The concept Ski Martock is exploring — often called snow farming — isn't entirely new. Ski operations in Scandinavia, particularly in Sweden and Finland, have been stockpiling snow over summer for years. The general approach involves mounding up a large volume of snow, then covering it with an insulating layer of wood chips or sawdust to protect it from summer heat.

It sounds counterintuitive, but the thermal mass of a well-insulated snow pile can preserve a surprisingly large portion of the original volume even through warm months. The tricky part is whether that technique translates to Maritime conditions — Nova Scotia summers bring humidity and variable spring temperatures that could make retention less predictable than in colder Scandinavian climates.

Snoddon's breakdown offers a meteorologist's perspective on just how viable the plan is for Ski Martock's specific location and climate.

Why Smaller Hills Face Bigger Pressure

Unlike major destination resorts in the Rockies or Quebec's Laurentians, Maritime ski hills like Ski Martock run on tighter margins and shorter windows. They depend almost entirely on local skiers, and every lost week due to poor snow conditions has a real impact — on revenue, yes, but also on community.

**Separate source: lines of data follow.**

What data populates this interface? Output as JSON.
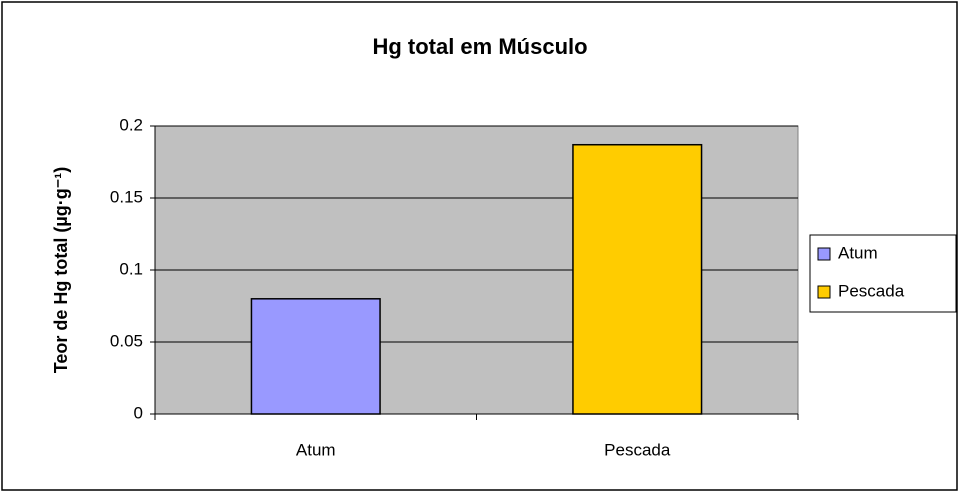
{
  "chart_data": {
    "type": "bar",
    "title": "Hg total em Músculo",
    "y_label": "Teor de Hg total (µg·g⁻¹)",
    "categories": [
      "Atum",
      "Pescada"
    ],
    "values": [
      0.08,
      0.187
    ],
    "colors": [
      "#9999ff",
      "#ffcc00"
    ],
    "ylim": [
      0,
      0.2
    ],
    "yticks": [
      0,
      0.05,
      0.1,
      0.15,
      0.2
    ],
    "grid": true,
    "legend": "right"
  }
}
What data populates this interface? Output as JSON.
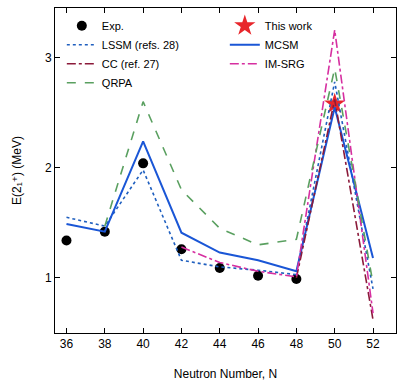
{
  "chart_data": {
    "type": "line",
    "x_label": "Neutron Number, N",
    "y_label": "E(2₁⁺) (MeV)",
    "xlim": [
      35.4,
      53.2
    ],
    "xticks": [
      36,
      38,
      40,
      42,
      44,
      46,
      48,
      50,
      52
    ],
    "ylim": [
      0.5,
      3.45
    ],
    "yticks": [
      1,
      2,
      3
    ],
    "grid": false,
    "legend": "upper left",
    "x": [
      36,
      38,
      40,
      42,
      44,
      46,
      48,
      50,
      52
    ],
    "series": [
      {
        "name": "Exp.",
        "type": "scatter",
        "marker": "circle",
        "color": "#000000",
        "values": [
          1.34,
          1.42,
          2.04,
          1.26,
          1.09,
          1.02,
          0.99,
          null,
          null
        ]
      },
      {
        "name": "This work",
        "type": "scatter",
        "marker": "star",
        "color": "#e8262b",
        "values": [
          null,
          null,
          null,
          null,
          null,
          null,
          null,
          2.58,
          null
        ]
      },
      {
        "name": "LSSM (refs. 28)",
        "type": "line",
        "line_style": "dotted",
        "color": "#1f5fbf",
        "values": [
          1.55,
          1.47,
          1.98,
          1.16,
          1.1,
          1.07,
          1.03,
          2.78,
          0.9
        ]
      },
      {
        "name": "MCSM",
        "type": "line",
        "line_style": "solid",
        "color": "#1a56d6",
        "values": [
          1.49,
          1.42,
          2.24,
          1.41,
          1.23,
          1.16,
          1.06,
          2.55,
          1.18
        ]
      },
      {
        "name": "CC (ref. 27)",
        "type": "line",
        "line_style": "dashdot",
        "color": "#8b1a3a",
        "values": [
          null,
          null,
          null,
          null,
          null,
          null,
          1.0,
          2.62,
          0.62
        ]
      },
      {
        "name": "IM-SRG",
        "type": "line",
        "line_style": "dashdot",
        "color": "#d62fa0",
        "values": [
          null,
          null,
          null,
          1.28,
          1.14,
          1.06,
          1.01,
          3.25,
          0.68
        ]
      },
      {
        "name": "QRPA",
        "type": "line",
        "line_style": "dashed",
        "color": "#5aa060",
        "values": [
          null,
          1.47,
          2.6,
          1.8,
          1.45,
          1.3,
          1.35,
          2.9,
          0.95
        ]
      }
    ]
  }
}
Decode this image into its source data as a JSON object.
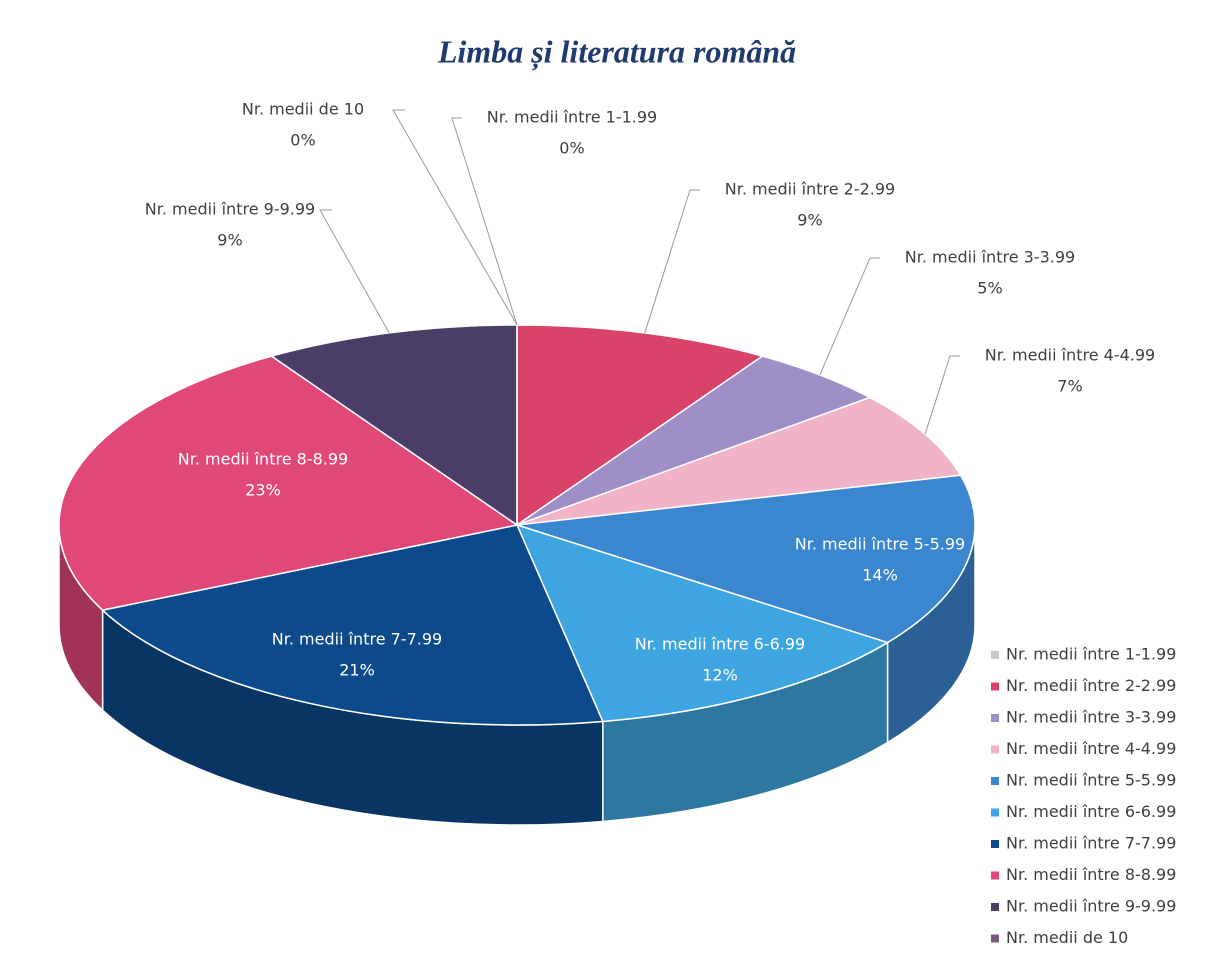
{
  "chart_data": {
    "type": "pie3d",
    "title": "Limba și literatura română",
    "categories": [
      "Nr. medii între 1-1.99",
      "Nr. medii între 2-2.99",
      "Nr. medii între 3-3.99",
      "Nr. medii între 4-4.99",
      "Nr. medii între 5-5.99",
      "Nr. medii între 6-6.99",
      "Nr. medii între 7-7.99",
      "Nr. medii între 8-8.99",
      "Nr. medii între 9-9.99",
      "Nr. medii de 10"
    ],
    "values": [
      0,
      9,
      5,
      7,
      14,
      12,
      21,
      23,
      9,
      0
    ],
    "value_labels": [
      "0%",
      "9%",
      "5%",
      "7%",
      "14%",
      "12%",
      "21%",
      "23%",
      "9%",
      "0%"
    ],
    "colors": [
      "#c9c9c9",
      "#d9436a",
      "#9e8fc7",
      "#f0b3c8",
      "#3a86cf",
      "#3fa5e0",
      "#0d4a8c",
      "#e04878",
      "#4a3e66",
      "#7a5a80"
    ],
    "legend": "right"
  }
}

Artificial snowmaking can fill some gaps, but it's energy-intensive and expensive. Snow storage, if it works, could offer a more sustainable and cost-effective buffer — one built from nature's own abundance in a good year.

A Canadian Winter Experiment Worth Watching

The Ski Martock experiment reflects a larger conversation playing out at ski hills across Canada: how do you future-proof a winter business in an era when winter itself feels less reliable? From the Rockies to the Appalachians, resort operators are innovating, adapting, and sometimes just trying things to see what sticks.

Whether Ski Martock can successfully carry this season's snow into the next one is still an open question. But the effort itself signals something worth noting — Canadian ski culture is resilient, and the people who depend on it aren't ready to let a warming climate have the last word.